Broward County is at the center of the controversy in part because nearly 25,000 more votes were cast for governor than for the Senate, a discrepancy larger than the current margin between Nelson and Scott. The Broward County ballot was designed so that the Senate race appeared in the lower left-hand corner, below the instructions, spurring the theory that many voters missed the contest.

As of Thursday morning, thousands of ballots remained to be counted. Snipes claimed that this was because of the high volume of mail-in ballots which arrived before the deadline on Tuesday. Both Snipes and Bucher claim that few ballots remain to be counted, according to the Florida Sun-Sentinel. The Elections Canvassing Boards of Broward and Palm Beach Counties were set to meet Friday afternoon. New York Times reporter Patricia Mazzei captured video of protesters chanting "lock her up" about Snipes before the meeting in Broward.

Snipes has previously been accused of mismanaging elections, and a a circuit court judge ruled that Snipes broke federal and state law by too quickly destroying ballots from the August 2016 primaries earlier this year. She also was unable to explain why ballot counting was going so slowly, telling local reporters that it was because of Broward's large population, although Miami-Dade County has a similarly large population and had votes counted more quickly.

Mr.
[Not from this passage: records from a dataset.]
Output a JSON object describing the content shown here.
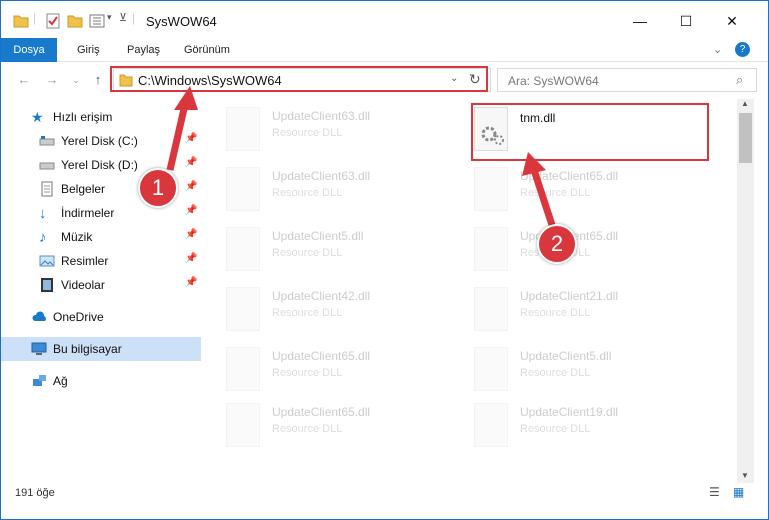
{
  "window": {
    "title": "SysWOW64"
  },
  "ribbon": {
    "tabs": [
      "Dosya",
      "Giriş",
      "Paylaş",
      "Görünüm"
    ]
  },
  "address": {
    "path": "C:\\Windows\\SysWOW64"
  },
  "search": {
    "placeholder": "Ara: SysWOW64"
  },
  "nav": {
    "quick_access": "Hızlı erişim",
    "items": [
      "Yerel Disk (C:)",
      "Yerel Disk (D:)",
      "Belgeler",
      "İndirmeler",
      "Müzik",
      "Resimler",
      "Videolar"
    ],
    "onedrive": "OneDrive",
    "this_pc": "Bu bilgisayar",
    "network": "Ağ"
  },
  "files": {
    "left": [
      {
        "name": "UpdateClient63.dll",
        "type": "Resource DLL"
      },
      {
        "name": "UpdateClient63.dll",
        "type": "Resource DLL"
      },
      {
        "name": "UpdateClient5.dll",
        "type": "Resource DLL"
      },
      {
        "name": "UpdateClient42.dll",
        "type": "Resource DLL"
      },
      {
        "name": "UpdateClient65.dll",
        "type": "Resource DLL"
      },
      {
        "name": "UpdateClient65.dll",
        "type": "Resource DLL"
      }
    ],
    "right": [
      {
        "name": "tnm.dll",
        "type": ""
      },
      {
        "name": "UpdateClient65.dll",
        "type": "Resource DLL"
      },
      {
        "name": "UpdateClient65.dll",
        "type": "Resource DLL"
      },
      {
        "name": "UpdateClient21.dll",
        "type": "Resource DLL"
      },
      {
        "name": "UpdateClient5.dll",
        "type": "Resource DLL"
      },
      {
        "name": "UpdateClient19.dll",
        "type": "Resource DLL"
      }
    ]
  },
  "status": {
    "count": "191 öğe"
  },
  "callouts": {
    "one": "1",
    "two": "2"
  },
  "colors": {
    "accent": "#1979ca",
    "highlight": "#d9363e"
  }
}
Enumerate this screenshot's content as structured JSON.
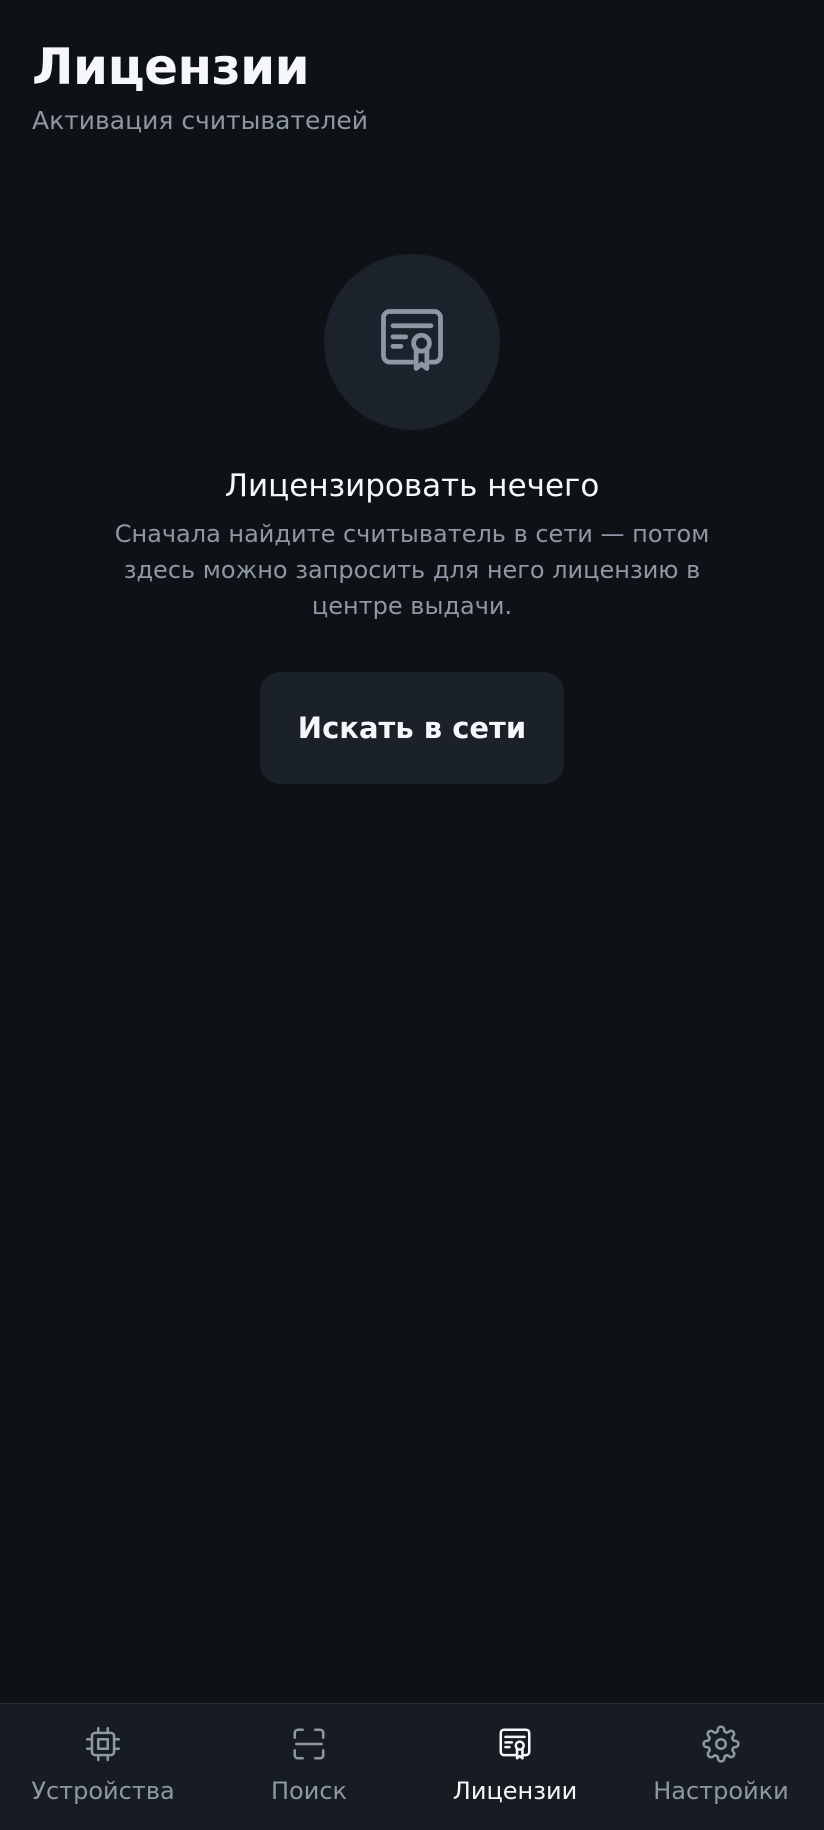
{
  "header": {
    "title": "Лицензии",
    "subtitle": "Активация считывателей"
  },
  "empty_state": {
    "icon": "certificate-icon",
    "title": "Лицензировать нечего",
    "description": "Сначала найдите считыватель в сети — потом здесь можно запросить для него лицензию в центре выдачи.",
    "button_label": "Искать в сети"
  },
  "bottom_nav": {
    "items": [
      {
        "label": "Устройства",
        "icon": "chip-icon",
        "active": false
      },
      {
        "label": "Поиск",
        "icon": "scan-icon",
        "active": false
      },
      {
        "label": "Лицензии",
        "icon": "certificate-icon",
        "active": true
      },
      {
        "label": "Настройки",
        "icon": "gear-icon",
        "active": false
      }
    ]
  },
  "colors": {
    "background": "#0e1116",
    "surface": "#1b2129",
    "text_primary": "#f5f7fa",
    "text_secondary": "#8e97a4"
  }
}
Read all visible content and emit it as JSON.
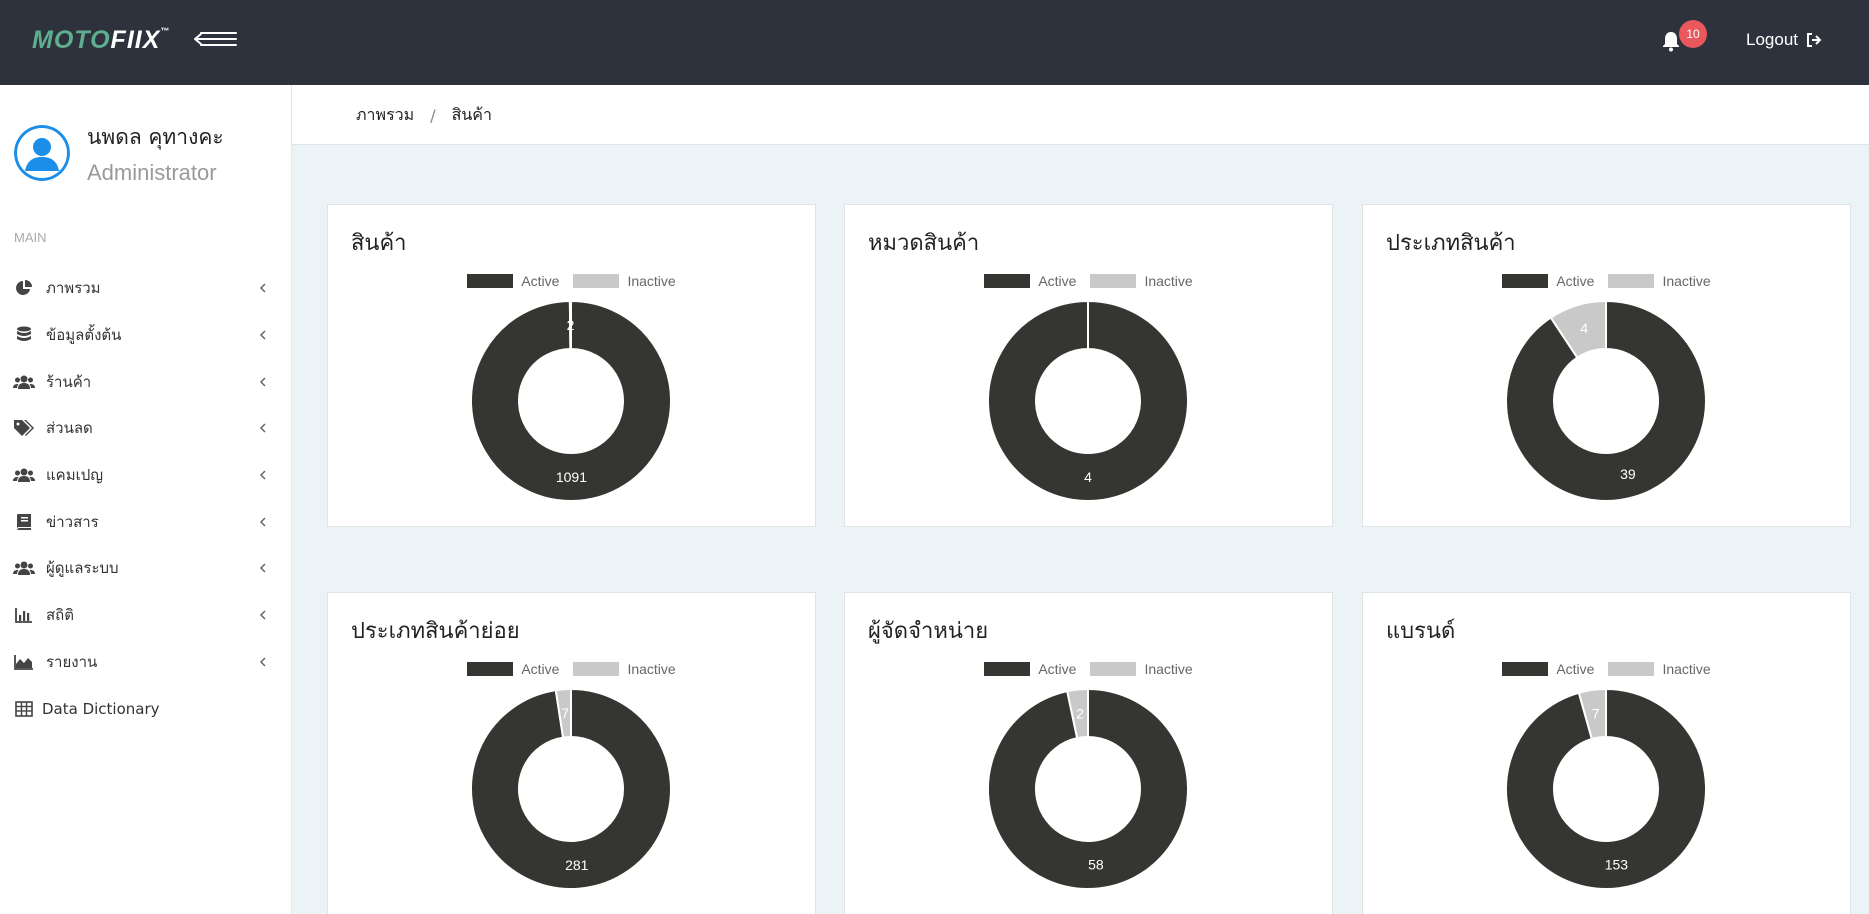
{
  "app": {
    "logo_part1": "MOTO",
    "logo_part2": "FIIX",
    "logo_tm": "™",
    "notification_count": "10",
    "logout_label": "Logout"
  },
  "colors": {
    "topbar": "#2e323d",
    "brand_green": "#5fae8f",
    "active": "#353631",
    "inactive": "#c9c9c9",
    "badge": "#e9585b",
    "avatar": "#1a8ee8"
  },
  "user": {
    "name": "นพดล คุทางคะ",
    "role": "Administrator"
  },
  "sidebar": {
    "section_label": "MAIN",
    "items": [
      {
        "label": "ภาพรวม",
        "icon": "pie-chart-icon",
        "has_submenu": true
      },
      {
        "label": "ข้อมูลตั้งต้น",
        "icon": "database-icon",
        "has_submenu": true
      },
      {
        "label": "ร้านค้า",
        "icon": "users-icon",
        "has_submenu": true
      },
      {
        "label": "ส่วนลด",
        "icon": "tags-icon",
        "has_submenu": true
      },
      {
        "label": "แคมเปญ",
        "icon": "users-icon",
        "has_submenu": true
      },
      {
        "label": "ข่าวสาร",
        "icon": "book-icon",
        "has_submenu": true
      },
      {
        "label": "ผู้ดูแลระบบ",
        "icon": "users-icon",
        "has_submenu": true
      },
      {
        "label": "สถิติ",
        "icon": "bar-chart-icon",
        "has_submenu": true
      },
      {
        "label": "รายงาน",
        "icon": "area-chart-icon",
        "has_submenu": true
      },
      {
        "label": "Data Dictionary",
        "icon": "table-icon",
        "has_submenu": false
      }
    ]
  },
  "breadcrumb": {
    "items": [
      "ภาพรวม",
      "สินค้า"
    ],
    "separator": "/"
  },
  "chart_data": [
    {
      "type": "pie",
      "title": "สินค้า",
      "legend": [
        "Active",
        "Inactive"
      ],
      "values": {
        "Active": 1091,
        "Inactive": 2
      },
      "labels": {
        "Active": "1091",
        "Inactive": "2"
      }
    },
    {
      "type": "pie",
      "title": "หมวดสินค้า",
      "legend": [
        "Active",
        "Inactive"
      ],
      "values": {
        "Active": 4,
        "Inactive": 0
      },
      "labels": {
        "Active": "4",
        "Inactive": ""
      }
    },
    {
      "type": "pie",
      "title": "ประเภทสินค้า",
      "legend": [
        "Active",
        "Inactive"
      ],
      "values": {
        "Active": 39,
        "Inactive": 4
      },
      "labels": {
        "Active": "39",
        "Inactive": "4"
      }
    },
    {
      "type": "pie",
      "title": "ประเภทสินค้าย่อย",
      "legend": [
        "Active",
        "Inactive"
      ],
      "values": {
        "Active": 281,
        "Inactive": 7
      },
      "labels": {
        "Active": "281",
        "Inactive": "7"
      }
    },
    {
      "type": "pie",
      "title": "ผู้จัดจำหน่าย",
      "legend": [
        "Active",
        "Inactive"
      ],
      "values": {
        "Active": 58,
        "Inactive": 2
      },
      "labels": {
        "Active": "58",
        "Inactive": "2"
      }
    },
    {
      "type": "pie",
      "title": "แบรนด์",
      "legend": [
        "Active",
        "Inactive"
      ],
      "values": {
        "Active": 153,
        "Inactive": 7
      },
      "labels": {
        "Active": "153",
        "Inactive": "7"
      }
    }
  ]
}
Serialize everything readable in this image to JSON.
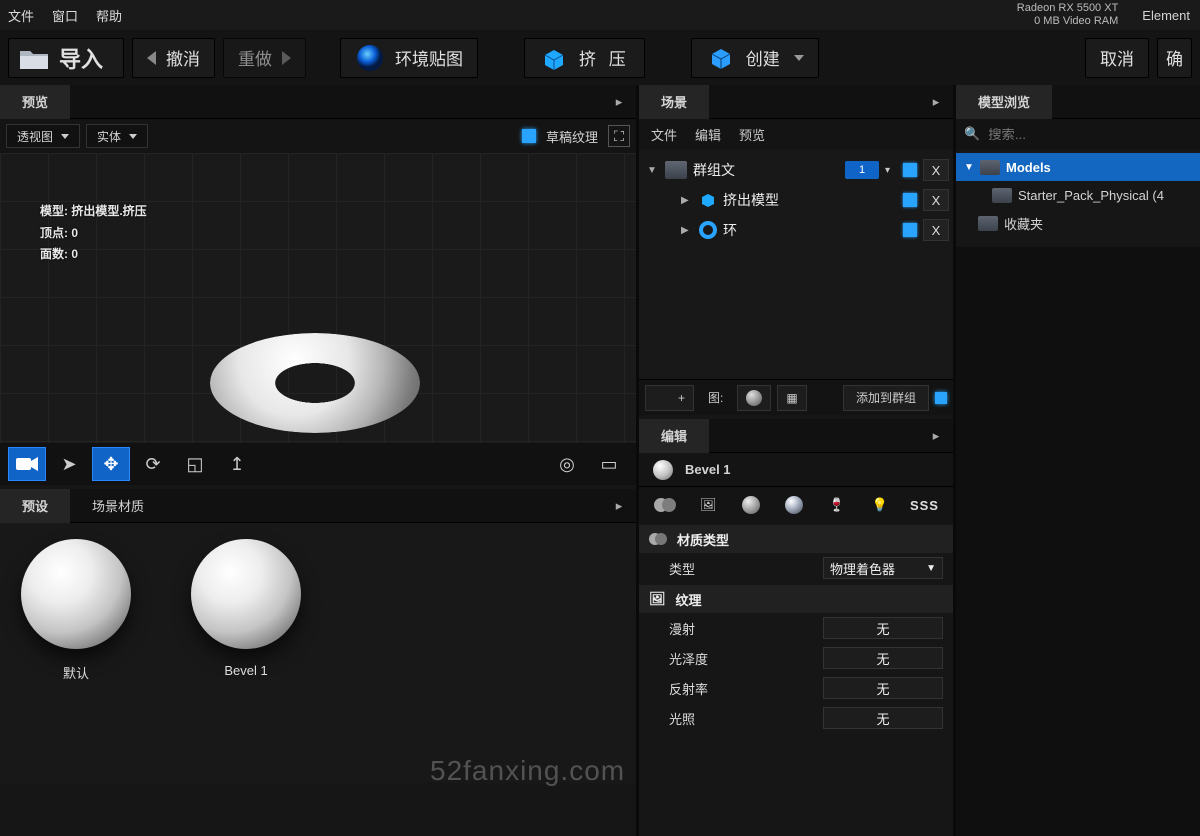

Trump has been fuming over the situation in Florida, hinting at unsubstantiated allegations of voter fraud on the parts of Democrats, and on Friday tweeted a threat of federal intervention -- that he is "sending much better lawyers" than the Democrats have "to expose the FRAUD!"

"As soon as Democrats sent their best Election stealing lawyer, Marc Elias, to Broward County they miraculously started finding Democrat votes. Don't worry, Florida - I am sending much better lawyers to expose the FRAUD!" he tweeted on his way to Paris to celebrate Armistice Day.

Moments before that tweet, the president — who might interact with Russian President Vladimir Putin in Paris this weekend — appeared to mock allegations of Russian meddling in the 2016 presidential election as he questioned why people are "just now finding votes in Florida and Georgia."

"You mean they are just now finding votes in Florida and Georgia – but the Election was on Tuesday? Let's blame the Russians and demand and immediate apology from President Putin!" he tweeted.

He continued to tweet about Broward County specifically on his flight to France. "Mayor Gillum conceded on Election Day and now Broward County has put him "back into play." Bill Nelson conceded Election - now he's back in play!? This is an embarrassment to our Country and to Democracy!" Mr. Trump tweeted. Nelson actually did not concede to Scott, but Democratic gubernatorial candidate Andrew Gillum did concede to Republican Ron DeSantis on election day. A concession is largely symbolic and not legally binding.

"In the 2016 Election I was winning by so much in Florida that Broward County, which was very late with vote tabulation and probably getting ready to do a "number," couldn't do it because not enough people live in Broward for them to falsify a victory!" Mr. Trump said in another tweet. In 2016, Broward's electronic voting system was later found to have been targeted by Russian government hackers, although it's unclear if that had an effect on election results.

When CBS News' chief White House correspondent Major Garrett asked Friday morning — before the president suggested he'll send lawyers down to Florida — whether the federal government will get involved, the president said that "could be." Mr. Trump blasted the records of Broward County in particular, saying they're "finding votes out of nowhere" now.

"Well it could be because if you look at Broward and Palm Beach to a lesser extent, if you look at Broward County, they have had a horrible history," the president told reporters on the White House South Lawn.

"And Rick Scott who won by, you know it was close, but he won by a comfortable margin, every couple of hours it goes down a little bit," he added.

Mr. Trump has raised the possibility of voter fraud in the past, after the 2016 elections, creating an entire commission to investigate it nationwide. The president ultimately disbanded the commission, which issued a report suggesting voter fraud is not nearly as widespread as the president claims.